The transient crater created by the impact was between 870 and 994 miles (1,400 and 1,600 kilometers) across. According to the simulations, the impacting body would have to have been that large to shift Ganymede's rotational axis to where it is today.

"The giant impact must have had a significant impact on the early evolution of Ganymede, but the thermal and structural effects of the impact on the interior of Ganymede have not yet been investigated at all. I believe that further research applying the internal evolution of ice moons could be carried out next," Hirata said.

Luckily, that line of research is on the docket. More than a decade since it was announced, ESA's Jupiter Icy Moons Explorer (JUICE) mission launched last year.

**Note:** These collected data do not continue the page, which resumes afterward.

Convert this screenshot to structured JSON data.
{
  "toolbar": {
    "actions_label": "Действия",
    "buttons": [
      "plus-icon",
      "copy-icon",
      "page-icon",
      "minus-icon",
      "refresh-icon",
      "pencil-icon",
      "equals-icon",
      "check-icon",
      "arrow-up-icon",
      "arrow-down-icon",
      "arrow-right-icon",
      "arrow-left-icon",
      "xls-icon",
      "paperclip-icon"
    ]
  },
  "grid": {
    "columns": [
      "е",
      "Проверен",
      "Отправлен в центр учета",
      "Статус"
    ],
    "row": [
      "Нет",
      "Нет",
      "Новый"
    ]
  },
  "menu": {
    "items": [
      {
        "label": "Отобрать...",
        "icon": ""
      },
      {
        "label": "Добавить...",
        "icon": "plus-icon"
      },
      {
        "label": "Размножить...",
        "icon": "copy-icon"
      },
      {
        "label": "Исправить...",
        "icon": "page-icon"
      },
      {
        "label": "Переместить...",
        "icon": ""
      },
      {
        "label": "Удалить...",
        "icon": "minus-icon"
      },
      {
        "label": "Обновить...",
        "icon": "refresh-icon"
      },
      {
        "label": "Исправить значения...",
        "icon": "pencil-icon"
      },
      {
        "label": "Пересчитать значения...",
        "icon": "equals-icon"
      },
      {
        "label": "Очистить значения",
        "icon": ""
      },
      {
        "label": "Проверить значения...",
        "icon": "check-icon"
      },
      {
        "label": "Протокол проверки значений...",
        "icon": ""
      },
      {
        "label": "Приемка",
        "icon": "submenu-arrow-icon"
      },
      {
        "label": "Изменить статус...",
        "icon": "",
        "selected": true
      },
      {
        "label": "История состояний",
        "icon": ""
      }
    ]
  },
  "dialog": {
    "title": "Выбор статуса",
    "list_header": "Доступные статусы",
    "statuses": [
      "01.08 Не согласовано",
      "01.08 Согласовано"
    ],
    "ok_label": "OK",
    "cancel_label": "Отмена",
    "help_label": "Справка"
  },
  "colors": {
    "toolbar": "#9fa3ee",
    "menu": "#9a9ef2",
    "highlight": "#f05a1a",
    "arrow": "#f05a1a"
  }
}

The spacecraft recently swung by Earth and the Moon on its way to the Jovian system, where it is expected to arrive in 2031. JUICE will make six months of observations of Ganymede in 2034, which could shed light on the geological history of the solar system's biggest moon.

Of course, the main focus on Ganymede has to do with life, which has not yet been discovered beyond Earth. Both Ganymede and Jupiter's moon Europa have showed signs of harboring water under their icy shells; in 2021, water vapor was detected in Ganymede's atmosphere. Since water is a prerequisite for life as we know it, there is a lot of hope riding on the JUICE mission. We'll know a lot more in just seven short years.